[TriLUG] iPad SSL site oddity

Matt Flyer via TriLUG trilug at trilug.org
Tue May 9 10:17:03 EDT 2017


Over the last couple of weeks, I have been in the process of moving my
home based server that I use for mail and other functions to a hosted
system with the ultimate goal of giving the very expen$$$ive TWC-BC the
cold boot.  In the process, I created the SSL site using Let's Encrypt
that I use for Roundcube (webmail) and all seemed to work just fine
with most browsers as in I would get the green lock and it would say
that it was a secured and verified  connection.  Qualys SSL analysis
would give the site an A rating, at least once I had all three of the  
SSLCertificateFile, SSLCertificateKeyFile, and the
SSLCertificateChainFile 

What I ran into is that my newer iPad would REFUSE to connect to the
roundcube site on my domain complaining that "safari could not
establish a secure connection to the server".  What's even more odd is
that my older iPad would.  Where it gets even more odd is that I have a
subdomain for the Subsonic music player configured as subsonic.mydomain
 (I use a reverse proxy to bridge the SSL port on 443 and the non
privileged user port behind the firewall) and that WOULD connect but
the parent domain would not. Of course Fruit goes M$ to the extreme in
that it doesn't even say contact the administrator for help - you get
just nothing as far as any sort of clue as to the problem.  

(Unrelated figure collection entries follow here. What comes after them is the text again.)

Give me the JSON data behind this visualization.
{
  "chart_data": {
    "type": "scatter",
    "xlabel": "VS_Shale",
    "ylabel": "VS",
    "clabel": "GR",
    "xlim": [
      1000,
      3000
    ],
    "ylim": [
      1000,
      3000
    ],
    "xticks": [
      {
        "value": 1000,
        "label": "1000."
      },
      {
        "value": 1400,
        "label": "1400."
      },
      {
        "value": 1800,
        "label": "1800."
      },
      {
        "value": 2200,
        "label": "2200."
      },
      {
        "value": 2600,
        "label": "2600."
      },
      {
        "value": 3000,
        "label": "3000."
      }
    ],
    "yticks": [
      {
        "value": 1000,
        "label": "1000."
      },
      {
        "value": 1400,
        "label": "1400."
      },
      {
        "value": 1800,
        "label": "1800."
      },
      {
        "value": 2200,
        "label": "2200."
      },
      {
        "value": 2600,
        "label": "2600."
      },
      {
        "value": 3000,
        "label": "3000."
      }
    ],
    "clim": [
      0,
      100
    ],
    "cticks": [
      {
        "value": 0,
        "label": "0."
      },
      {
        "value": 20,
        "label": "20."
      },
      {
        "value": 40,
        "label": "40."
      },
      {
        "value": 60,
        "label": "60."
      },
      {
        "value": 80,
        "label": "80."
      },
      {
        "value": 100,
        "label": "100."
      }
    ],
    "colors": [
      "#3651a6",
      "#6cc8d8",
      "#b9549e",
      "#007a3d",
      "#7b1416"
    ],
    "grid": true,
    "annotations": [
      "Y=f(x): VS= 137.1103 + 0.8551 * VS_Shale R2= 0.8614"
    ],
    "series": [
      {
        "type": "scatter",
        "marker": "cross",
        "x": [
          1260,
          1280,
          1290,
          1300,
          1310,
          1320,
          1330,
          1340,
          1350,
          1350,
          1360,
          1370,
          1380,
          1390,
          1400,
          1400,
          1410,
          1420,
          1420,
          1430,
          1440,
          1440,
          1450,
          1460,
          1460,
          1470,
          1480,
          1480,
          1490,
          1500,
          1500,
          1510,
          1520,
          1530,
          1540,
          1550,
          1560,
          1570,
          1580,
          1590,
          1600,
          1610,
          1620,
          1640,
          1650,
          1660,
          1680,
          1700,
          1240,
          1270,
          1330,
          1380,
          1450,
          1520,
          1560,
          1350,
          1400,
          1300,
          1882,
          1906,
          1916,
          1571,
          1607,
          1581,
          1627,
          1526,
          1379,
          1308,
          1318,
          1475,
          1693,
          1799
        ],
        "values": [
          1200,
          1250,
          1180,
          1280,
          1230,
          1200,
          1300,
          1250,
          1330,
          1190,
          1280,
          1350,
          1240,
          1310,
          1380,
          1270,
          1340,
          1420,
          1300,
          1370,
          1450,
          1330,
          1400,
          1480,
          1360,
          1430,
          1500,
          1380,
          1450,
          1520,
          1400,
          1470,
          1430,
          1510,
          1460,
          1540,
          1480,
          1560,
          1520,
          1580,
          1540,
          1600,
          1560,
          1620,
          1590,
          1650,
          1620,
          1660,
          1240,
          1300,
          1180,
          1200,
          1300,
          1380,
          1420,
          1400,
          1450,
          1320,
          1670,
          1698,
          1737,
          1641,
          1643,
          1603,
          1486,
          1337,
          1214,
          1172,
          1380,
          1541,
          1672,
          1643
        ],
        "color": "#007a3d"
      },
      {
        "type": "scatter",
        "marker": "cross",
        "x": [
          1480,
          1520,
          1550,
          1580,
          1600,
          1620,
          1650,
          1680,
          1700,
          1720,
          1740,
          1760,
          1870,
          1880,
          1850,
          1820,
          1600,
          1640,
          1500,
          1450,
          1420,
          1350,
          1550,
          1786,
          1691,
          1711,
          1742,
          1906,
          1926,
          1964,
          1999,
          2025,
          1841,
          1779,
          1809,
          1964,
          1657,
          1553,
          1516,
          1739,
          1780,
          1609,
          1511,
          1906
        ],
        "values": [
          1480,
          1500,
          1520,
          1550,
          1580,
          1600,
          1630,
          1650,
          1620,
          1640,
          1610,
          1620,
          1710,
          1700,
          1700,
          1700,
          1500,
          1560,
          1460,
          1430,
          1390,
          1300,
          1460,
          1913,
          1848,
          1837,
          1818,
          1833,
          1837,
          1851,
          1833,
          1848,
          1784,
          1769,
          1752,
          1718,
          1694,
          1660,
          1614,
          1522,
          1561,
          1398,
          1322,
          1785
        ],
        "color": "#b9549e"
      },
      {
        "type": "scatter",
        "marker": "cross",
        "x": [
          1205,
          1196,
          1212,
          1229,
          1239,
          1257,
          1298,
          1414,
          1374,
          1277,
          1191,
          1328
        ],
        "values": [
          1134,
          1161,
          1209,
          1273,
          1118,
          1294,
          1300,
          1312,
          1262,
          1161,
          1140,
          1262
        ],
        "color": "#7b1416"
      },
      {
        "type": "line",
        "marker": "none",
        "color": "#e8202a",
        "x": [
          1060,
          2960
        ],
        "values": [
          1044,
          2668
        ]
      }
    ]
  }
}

I was trying absolutely everything I could think of, including undoing
the changes to ensure only strong ciphers were being used, resetting
all the network parameters in the ipad, etc.  Finally I stumbled onto
the problem and this is where I am a bit puzzled.  The short answer is
that in the Apache host configuration I had 
<VirtualHost domain_ip_adddress:443> and what it wanted was
<VirtualHost DomainName:443>, in essence I believe using TLS SNI (?)
which is what I had in the subsonic domain as it shares the same IP
address.  

>From my recollection of the old days, SSL was established by IP
address, not name, and the SNI is a newer variant that became popular
as people started hosting more than one secured domain on a site.
 However, what I don't get is why Safari would REFUSE to connect to the
site when it was defined by IP address.  

I am curious if anyone can shed some light on this?